Listen, the first alarm. Man the lifeboats.
Then, as neighbors move around their house

at night, shuffling and washing,
help a man who falls in, over and over.
Now all the horses are
poplars waving across the immense field.

Jesus in my nightmare
comes down the gravel driveway,
a teenager in sportswear
go home I say
he says give me your home.

*

This is it, spaceman: life on Earth.

It starts when she turns off the lamp
and points to the city’s orange crown.

Schoolchildren hold up candles
for Mister Skylight’s midnight ride.

By now I could hold it in my palm
or sip from it. From some porches,
the night is more. Get ready

for the all-skate, the group swim.
My hand falls to her lap, our teeth click.

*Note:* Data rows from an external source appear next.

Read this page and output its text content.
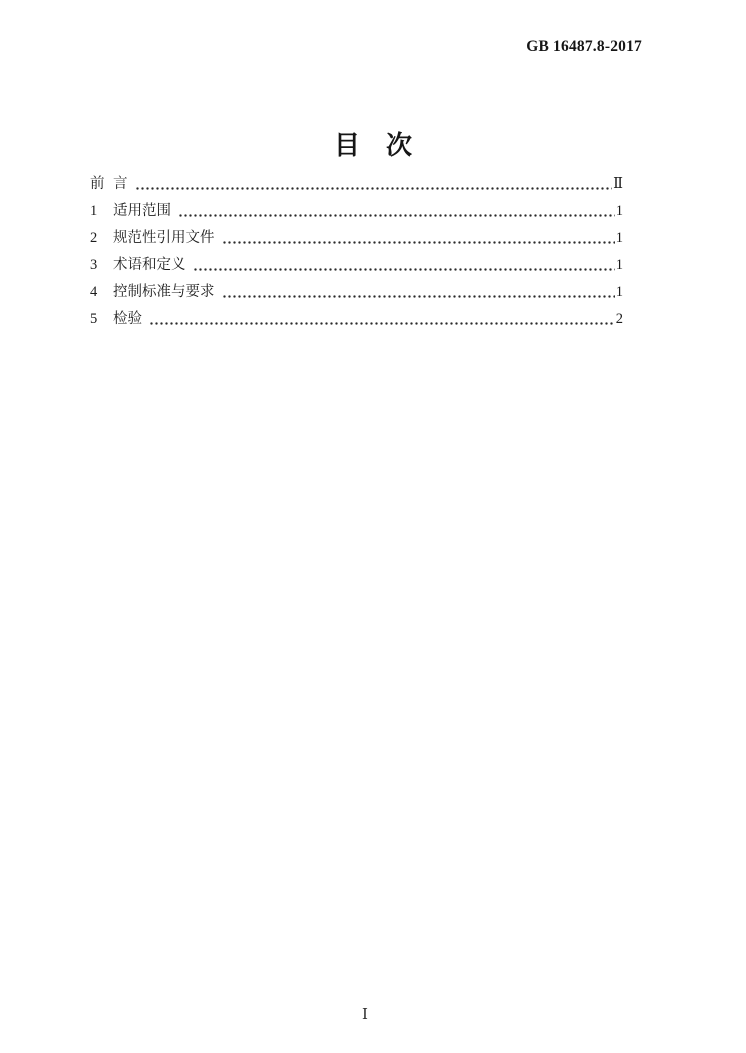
GB 16487.8-2017
目　次
前 言	Ⅱ
1	适用范围	1
2	规范性引用文件	1
3	术语和定义	1
4	控制标准与要求	1
5	检验	2
Ⅰ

My soul steps outside. Down boulevards
hot rods abduct the day. Saudade

in car wash dust; wind along a post office;
a sprinkler reflected in the windows.
The pool’s open; why aren’t we swimming?

*

On the garbage truck, the runners hang

half-out, undefined. Shouting they lift
lug, tug, huff, drag, and push
up the bright defecations, Chinese take-out

and new Sonys, the granola salad of litter boxes,
acres of bubble wrap, ripped tissues,

fish gone bad like plague, blood clots,
suppositories, diapers, the vomit
of the cancer patient wiped up with Brawny,

rum vomit of the bright girl,

the sheet music to Clair de Lune,
cuttings from a holly, oyster shells
on top, round mirrors of the dawn.

 

“Mister Sky Light” is reprinted from Mister Skylight (Copper Canyon Press, 2009). Most of the book was written in New Orleans prior to 2005, and revised heavily in the aftermath of the engineering failure that flooded the city following Hurricane Katrina.

 

Ed Skoog’s second book of poems, Rough Day, will be published by Copper Canyon Press in 2013. His first book, Mister Skylight, was published by Copper Canyon Press in 2009. His poems have appeared in American Poetry Review, Paris Review, The New Republic, Poetry, Narrative, Ploughshares, Tin House, and elsewhere. He has been a Bread Loaf Fellow, Writer-in-Residence at the Richard Hugo House, and the Jenny McKean Moore Writer-in-Residence at George Washington University. His work has received awards from, among others, the Lannan Foundation and the Poetry Society of America. He is a visiting writer at the University of Montana for 2012-2013. He lives in Seattle.